La celebrazione continuò quasi fino alla sua morte. La leggendaria critica del New Yorker, Pauline Kael, definì Triumph of the Will e Olympia “i due più grandi film mai diretti da una donna“.
Il Telluride Film Festival, nel 1974, definì la Riefenstahl come una pioniera del cinema “femminista” e un modello per le registe donne.
In momenti diversi, Jodie Foster, Paul Verhoeven, Steven Soderbergh e Madonna erano tutti interessati a girare il suo film biografico. (Si dice che la Riefenstahl abbia detto a Verhoeven che non pensava che Foster fosse “abbastanza bella per interpretare me” e gli suggerì di scegliere invece Sharon Stone).
Per tutto il tempo, la Riefenstahl ha continuato a difendere la sua versione della sua storia, rafforzando la sua leggenda di genio ingenuo ignaro del lato oscuro del nazismo.
Il documentario del 1993 di Ray Müller, The Wonderful, Horrible Life of Leni Riefenstahl, è stato realizzato con la sua approvazione e il suo controllo editoriale, e ha vinto l’International Emmy come miglior documentario d’arte. Il film di Veiel contiene diverse clip da The Wonderful, Horrible Life, tra cui filmati inediti delle interviste di Müller in cui Riefenstahl, si rifiuta di continuare e gli urla di smettere di filmare.
Nel 2002, un anno prima di morire, la Riefenstahl portò in tribunale la documentarista Nina Gladitz per impedire l’uscita del documentario di Gladitz, Time of Darkness and Silence.
Il documentario televisivo conteneva interviste con Rom e Sinti che lavoravano come comparse in Lowlands, un adattamento cinematografico dell’opera preferita di Hitler a cui la Riefenstahl aveva iniziato a lavorare nel 1940 (l’avrebbe poi terminata nel 1954).
La regista scelse personalmente le comparse da un vicino campo di concentramento. In seguito, avrebbe affermato che erano tutte sopravvissute alla guerra.
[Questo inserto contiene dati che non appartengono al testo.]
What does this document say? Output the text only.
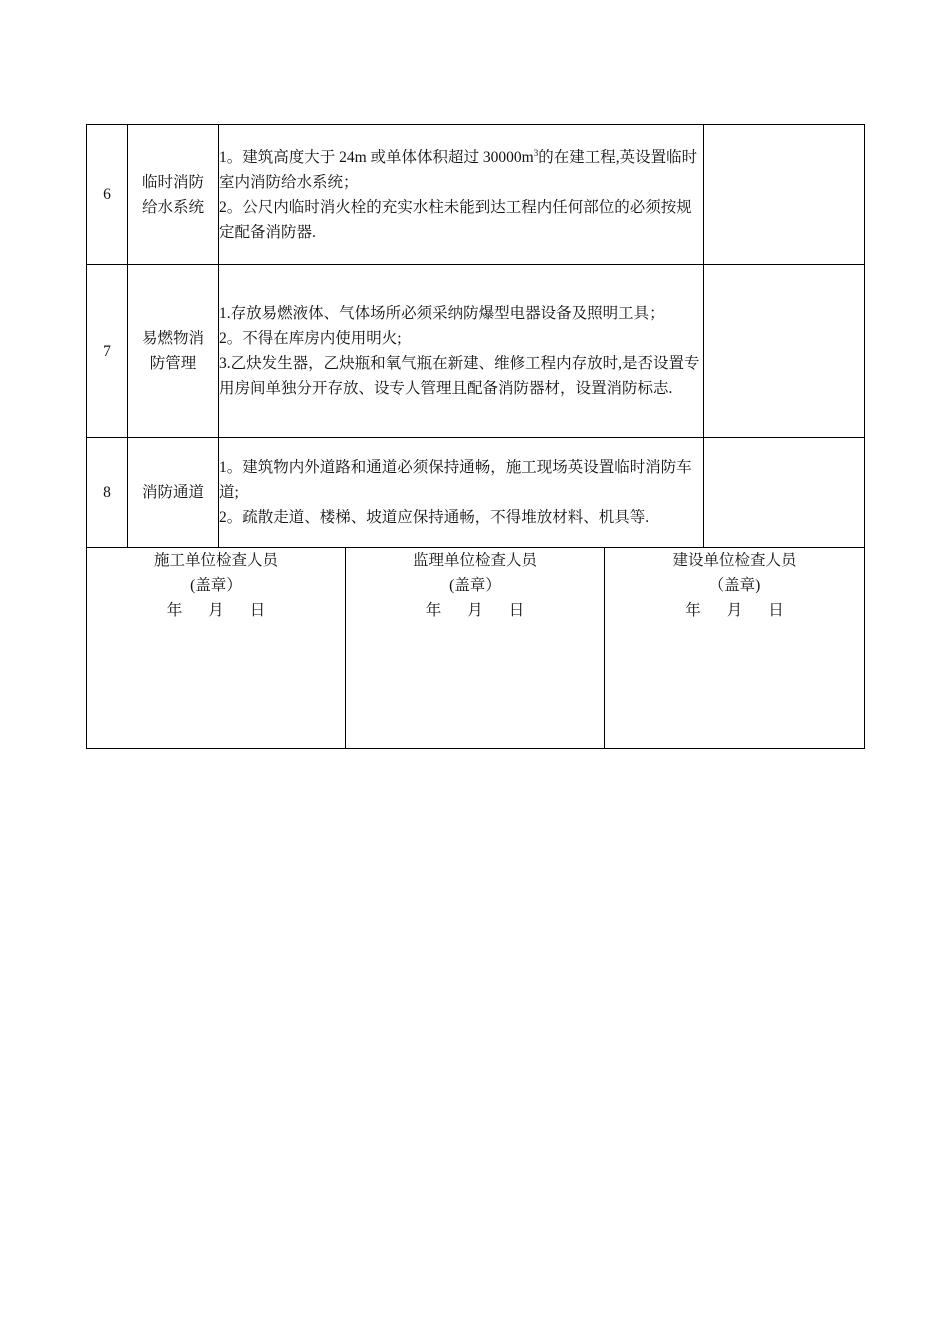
6	临时消防
给水系统	1。建筑高度大于 24m 或单体体积超过 $30000m^3$的在建工程,英设置临时室内消防给水系统；
2。公尺内临时消火栓的充实水柱未能到达工程内任何部位的必须按规定配备消防器.	

7	易燃物消
防管理	1.存放易燃液体、气体场所必须采纳防爆型电器设备及照明工具；
2。不得在库房内使用明火;
3.乙炔发生器，乙炔瓶和氧气瓶在新建、维修工程内存放时,是否设置专用房间单独分开存放、设专人管理且配备消防器材，设置消防标志.	

8	消防通道	1。建筑物内外道路和通道必须保持通畅，施工现场英设置临时消防车道;
2。疏散走道、楼梯、坡道应保持通畅，不得堆放材料、机具等.	

施工单位检查人员
(盖章）
年 月 日

监理单位检查人员
(盖章）
年 月 日

建设单位检查人员
（盖章)
年 月 日
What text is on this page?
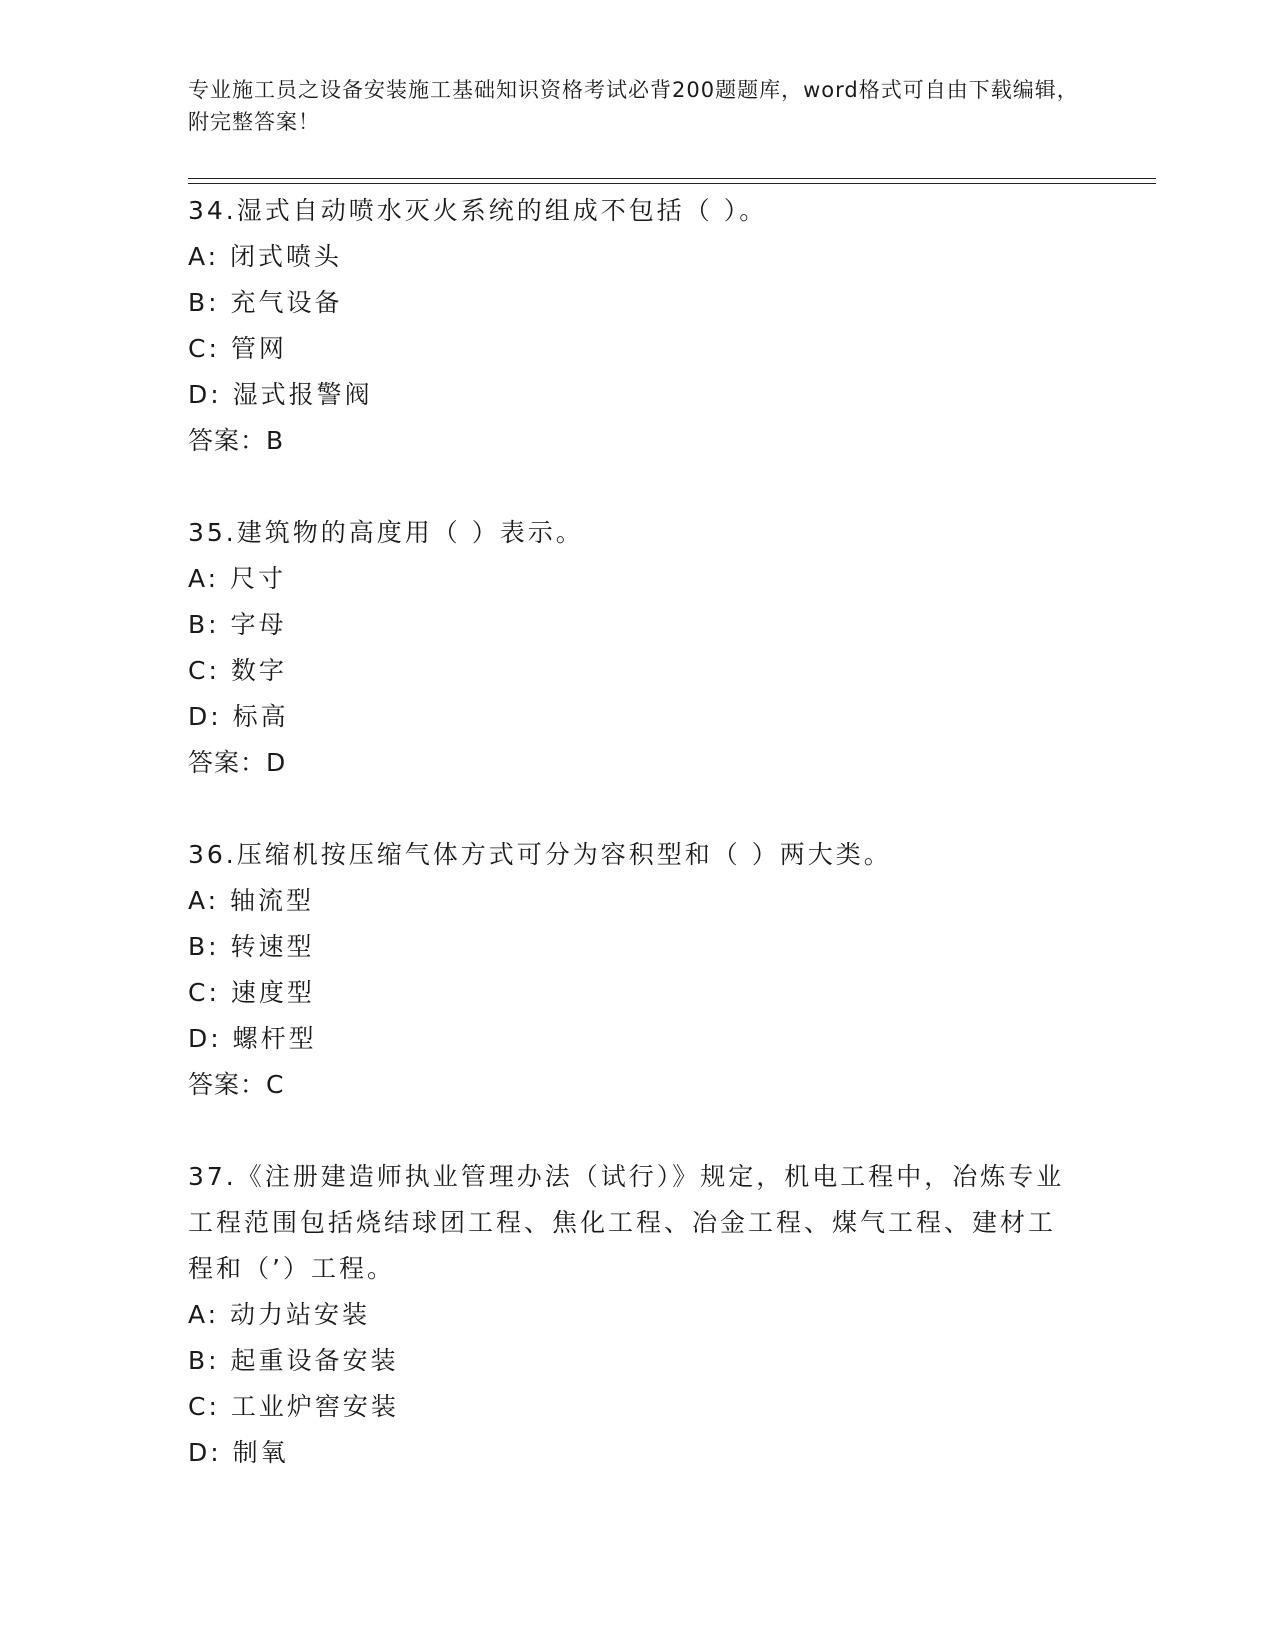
专业施工员之设备安装施工基础知识资格考试必背200题题库，word格式可自由下载编辑，附完整答案！
34.湿式自动喷水灭火系统的组成不包括（ ）。
A: 闭式喷头
B: 充气设备
C: 管网
D: 湿式报警阀
答案：B
35.建筑物的高度用（ ）表示。
A: 尺寸
B: 字母
C: 数字
D: 标高
答案：D
36.压缩机按压缩气体方式可分为容积型和（ ）两大类。
A: 轴流型
B: 转速型
C: 速度型
D: 螺杆型
答案：C
37.《注册建造师执业管理办法（试行）》规定，机电工程中，冶炼专业工程范围包括烧结球团工程、焦化工程、冶金工程、煤气工程、建材工程和（’）工程。
A: 动力站安装
B: 起重设备安装
C: 工业炉窖安装
D: 制氧
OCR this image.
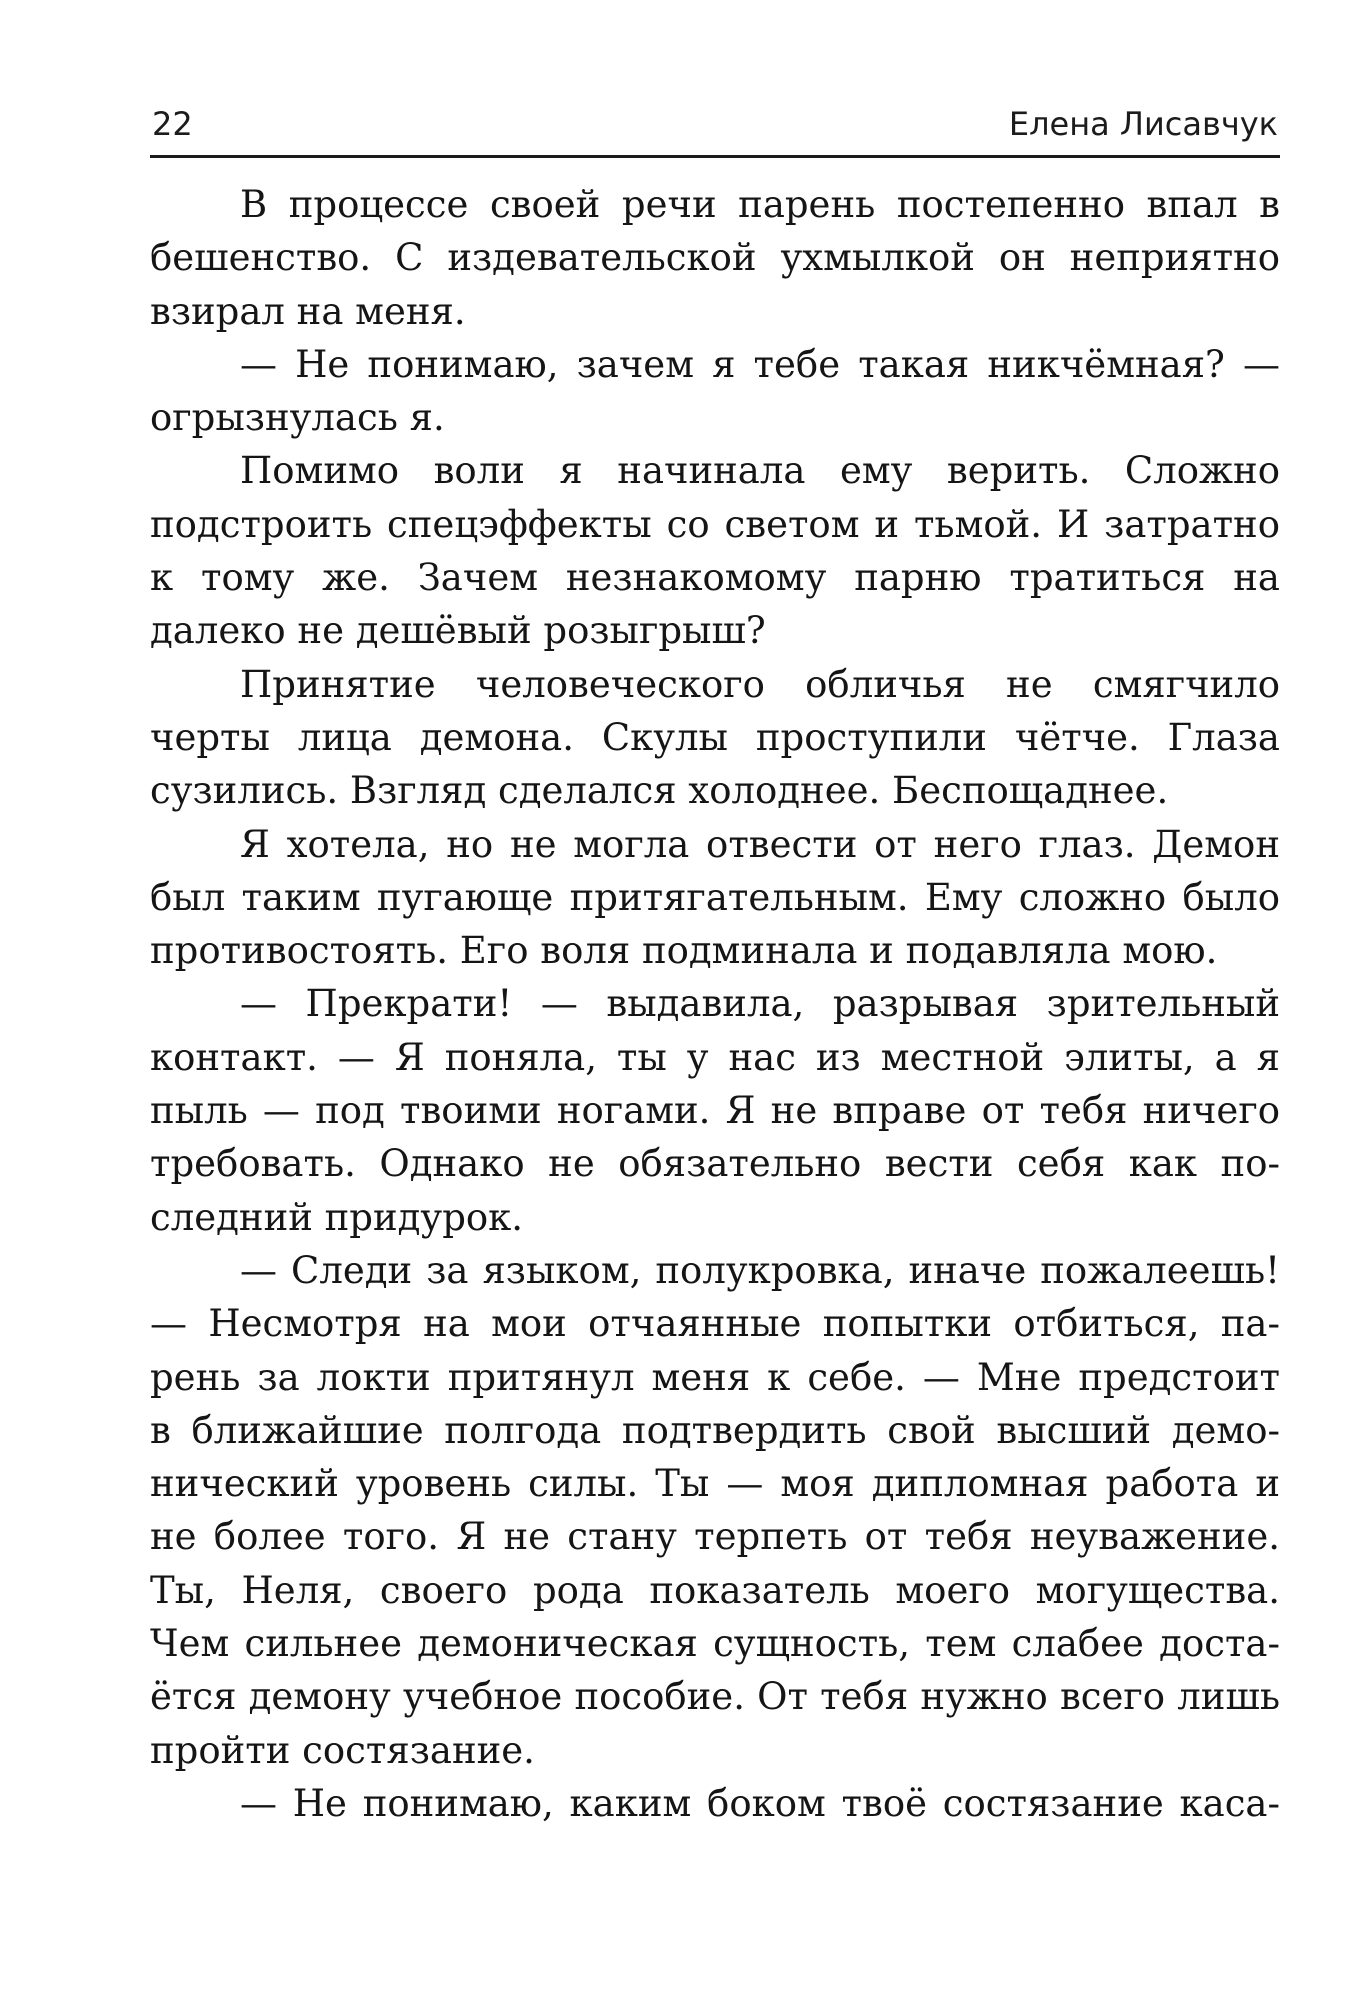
22	Елена Лисавчук
В процессе своей речи парень постепенно впал в
бешенство. С издевательской ухмылкой он неприятно
взирал на меня.
— Не понимаю, зачем я тебе такая никчёмная? —
огрызнулась я.
Помимо воли я начинала ему верить. Сложно
подстроить спецэффекты со светом и тьмой. И затратно
к тому же. Зачем незнакомому парню тратиться на
далеко не дешёвый розыгрыш?
Принятие человеческого обличья не смягчило
черты лица демона. Скулы проступили чётче. Глаза
сузились. Взгляд сделался холоднее. Беспощаднее.
Я хотела, но не могла отвести от него глаз. Демон
был таким пугающе притягательным. Ему сложно было
противостоять. Его воля подминала и подавляла мою.
— Прекрати! — выдавила, разрывая зрительный
контакт. — Я поняла, ты у нас из местной элиты, а я
пыль — под твоими ногами. Я не вправе от тебя ничего
требовать. Однако не обязательно вести себя как по-
следний придурок.
— Следи за языком, полукровка, иначе пожалеешь!
— Несмотря на мои отчаянные попытки отбиться, па-
рень за локти притянул меня к себе. — Мне предстоит
в ближайшие полгода подтвердить свой высший демо-
нический уровень силы. Ты — моя дипломная работа и
не более того. Я не стану терпеть от тебя неуважение.
Ты, Неля, своего рода показатель моего могущества.
Чем сильнее демоническая сущность, тем слабее доста-
ётся демону учебное пособие. От тебя нужно всего лишь
пройти состязание.
— Не понимаю, каким боком твоё состязание каса-
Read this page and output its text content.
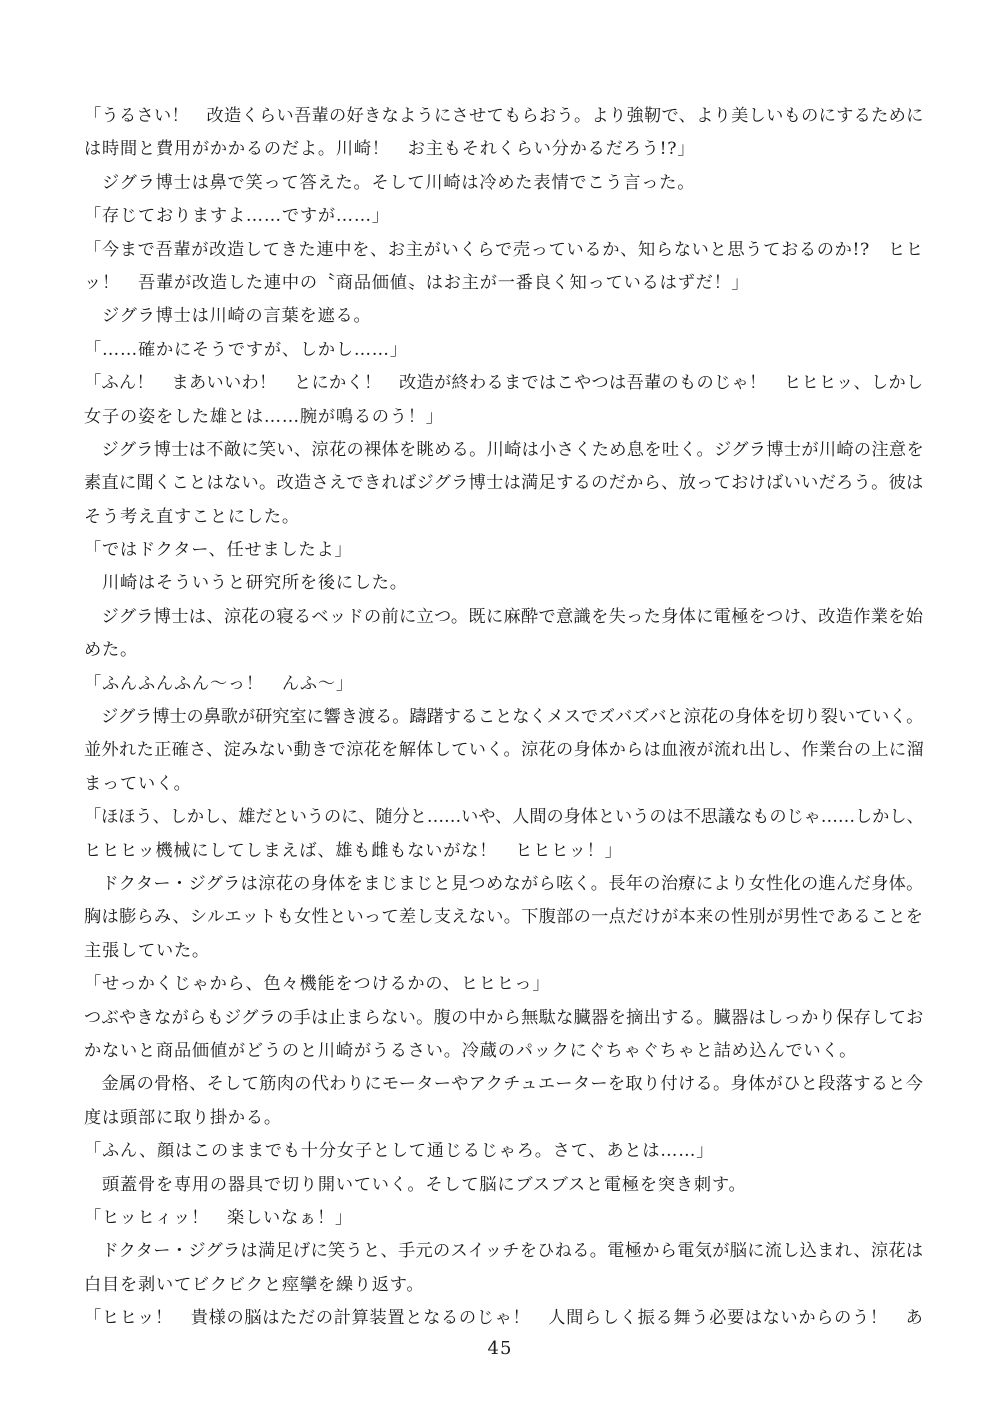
「うるさい！　改造くらい吾輩の好きなようにさせてもらおう。より強靭で、より美しいものにするために
は時間と費用がかかるのだよ。川崎！　お主もそれくらい分かるだろう!?」
　ジグラ博士は鼻で笑って答えた。そして川崎は冷めた表情でこう言った。
「存じておりますよ……ですが……」
「今まで吾輩が改造してきた連中を、お主がいくらで売っているか、知らないと思うておるのか!?　ヒヒ
ッ！　吾輩が改造した連中の〝商品価値〟はお主が一番良く知っているはずだ！」
　ジグラ博士は川崎の言葉を遮る。
「……確かにそうですが、しかし……」
「ふん！　まあいいわ！　とにかく！　改造が終わるまではこやつは吾輩のものじゃ！　ヒヒヒッ、しかし
女子の姿をした雄とは……腕が鳴るのう！」
　ジグラ博士は不敵に笑い、涼花の裸体を眺める。川崎は小さくため息を吐く。ジグラ博士が川崎の注意を
素直に聞くことはない。改造さえできればジグラ博士は満足するのだから、放っておけばいいだろう。彼は
そう考え直すことにした。
「ではドクター、任せましたよ」
　川崎はそういうと研究所を後にした。
　ジグラ博士は、涼花の寝るベッドの前に立つ。既に麻酔で意識を失った身体に電極をつけ、改造作業を始
めた。
「ふんふんふん〜っ！　んふ〜」
　ジグラ博士の鼻歌が研究室に響き渡る。躊躇することなくメスでズバズバと涼花の身体を切り裂いていく。
並外れた正確さ、淀みない動きで涼花を解体していく。涼花の身体からは血液が流れ出し、作業台の上に溜
まっていく。
「ほほう、しかし、雄だというのに、随分と……いや、人間の身体というのは不思議なものじゃ……しかし、
ヒヒヒッ機械にしてしまえば、雄も雌もないがな！　ヒヒヒッ！」
　ドクター・ジグラは涼花の身体をまじまじと見つめながら呟く。長年の治療により女性化の進んだ身体。
胸は膨らみ、シルエットも女性といって差し支えない。下腹部の一点だけが本来の性別が男性であることを
主張していた。
「せっかくじゃから、色々機能をつけるかの、ヒヒヒっ」
つぶやきながらもジグラの手は止まらない。腹の中から無駄な臓器を摘出する。臓器はしっかり保存してお
かないと商品価値がどうのと川崎がうるさい。冷蔵のパックにぐちゃぐちゃと詰め込んでいく。
　金属の骨格、そして筋肉の代わりにモーターやアクチュエーターを取り付ける。身体がひと段落すると今
度は頭部に取り掛かる。
「ふん、顔はこのままでも十分女子として通じるじゃろ。さて、あとは……」
　頭蓋骨を専用の器具で切り開いていく。そして脳にブスブスと電極を突き刺す。
「ヒッヒィッ！　楽しいなぁ！」
　ドクター・ジグラは満足げに笑うと、手元のスイッチをひねる。電極から電気が脳に流し込まれ、涼花は
白目を剥いてビクビクと痙攣を繰り返す。
「ヒヒッ！　貴様の脳はただの計算装置となるのじゃ！　人間らしく振る舞う必要はないからのう！　あ
45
Infatti, si sa o si ritiene che circa 100 di loro siano state gasate ad Auschwitz, una frazione delle centinaia di migliaia di Rom sterminati nell’Olocausto.
Quando il documentario di Gladitz fu proiettato in tribunale, la Riefenstahl interruppe la proiezione, urlando “Bugie! Bugie!“. Di fronte alle prove, tuttavia, ritirò le sue affermazioni originali, ma poiché Gladitz non riuscì a provare un’accusa, ovvero che la Riefenstahl aveva promesso personalmente di salvare i Sinti dai campi, e poiché Gladitz si rifiutò di tagliare quell’intervista da Time of Darkness and Silence, il film non andò mai in onda .
“Certo, sapeva di Auschwitz, e sapeva che le comparse rom erano state uccise. Lo ha semplicemente negato“, dice Veiel. “Lo ha negato per tutta la vita con uno strano mix di repressione, negazione e menzogna“.
Tracciando un ritratto psicologico della più famigerata propagandista tedesca, Veiel spera che Riefenstahl offra anche uno spaccato del fascino duraturo e terrificante del fascismo.
“È una storia su quanto sia facile farsi sedurre”, dice, “Devo pensare a mio padre, che era un generale in guerra. Era vicino al leader nazista delle SS Heinrich Himmler ai tempi del fronte russo e aveva molti vantaggi. È stato sedotto. Quindi questa è una domanda molto personale con cui devo confrontarmi”.